Ulysses: Episode 1 (Telemachus)

Characters to Remember:

Stephen Dedalus (moody, intellectual protagonist) - young writer / philosopher / teacher burdened by guilt, grief (loss of his mother), and artistic ambition.

Buck Mulligan (loud, witty?, flamboyant) - med student, Stephen's roomie (ahem freeloader)

Haines (staying with these 2) - annoying imperialist friend who wants to ""understand your culture""; had a gun-related hallucination the night before and freaked out S.D. (is this important??)

The ... Milk Woman? - I guess she's supposed to be representative of... tradition and the working poor, but I don't have a good grasp on that interaction. Maybe I'm not smart enough for that one.

What's Going On:

Honestly, I have no idea - we've got a mock mass... a brooding, resentful protagonist... and a walk to the sea, ending with Broody McBroodington refusing to go home..."


The Odyssey: Book 1

✔️ Zeus delivering the first spicy call-out: "Perverse mankind! whose wills, created free, Charge all their woes on absolute degree; All to the dooming gods their guilt translate, And follies are miscall'd the crimes of fate." -or- Humans blame the gods for everything, but they bring disaster on themselves.

Why is this giving me Shakespeare / Romeo & Juliet vibes? Is it just the prose? Am I crazy? Is it the gummy worms I'm eating?

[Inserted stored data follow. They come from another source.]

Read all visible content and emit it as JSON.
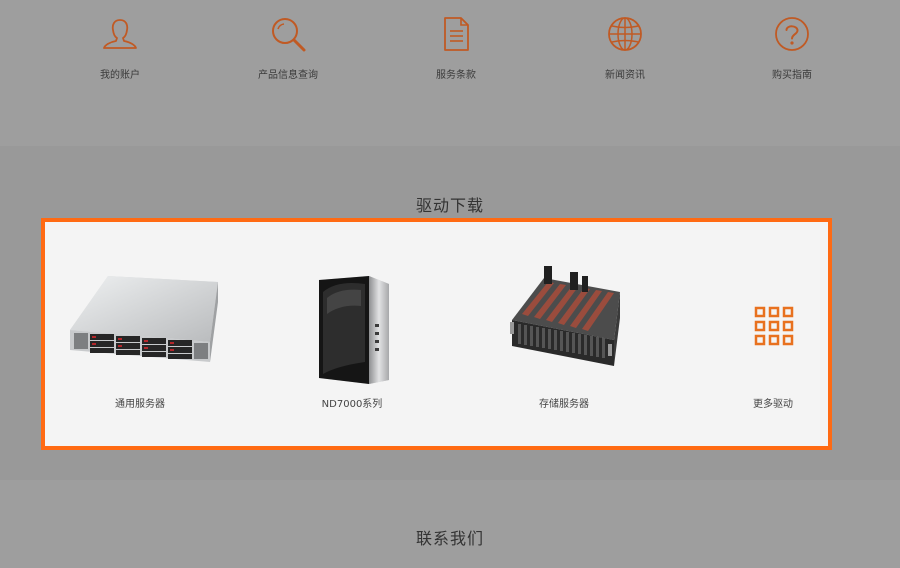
{
  "nav": {
    "items": [
      {
        "label": "我的账户",
        "icon": "user-icon"
      },
      {
        "label": "产品信息查询",
        "icon": "search-icon"
      },
      {
        "label": "服务条款",
        "icon": "document-icon"
      },
      {
        "label": "新闻资讯",
        "icon": "globe-icon"
      },
      {
        "label": "购买指南",
        "icon": "help-icon"
      }
    ]
  },
  "drivers": {
    "title": "驱动下载",
    "items": [
      {
        "label": "通用服务器",
        "icon": "rack-server-image"
      },
      {
        "label": "ND7000系列",
        "icon": "tower-server-image"
      },
      {
        "label": "存储服务器",
        "icon": "storage-server-image"
      },
      {
        "label": "更多驱动",
        "icon": "grid-icon"
      }
    ]
  },
  "contact": {
    "title": "联系我们"
  },
  "colors": {
    "accent": "#ff6a13",
    "icon": "#c05a24",
    "overlay": "#9e9e9e"
  }
}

⏪ Ok, so a recap, in short, the depressed telephone guy is looking for his dad, and there's a party, and they say yeah dude - go forth and look. - in long, Odysseus is MIA, and Athena goes to Zeus and is like, Are we gonna let this dude go home, or what? and Zeus is like... Humans are idiots (see quote above). I guess that's a no? So Athena disguises herself as Mentes and visits Telemachus, the depressed son, and he's living with a bunch of bros who eat is food and hit on his mom (Penelope). Athena says, man up, bitch, kick these mother fuckers out and go find your dad. Tele says, I mean, yeah, ok.... "

The Odyssey: Book 2

So, not a ton to say about this part, pretty self-explanatory - Telemachus is off to find his father, with the help of Athena's meddling.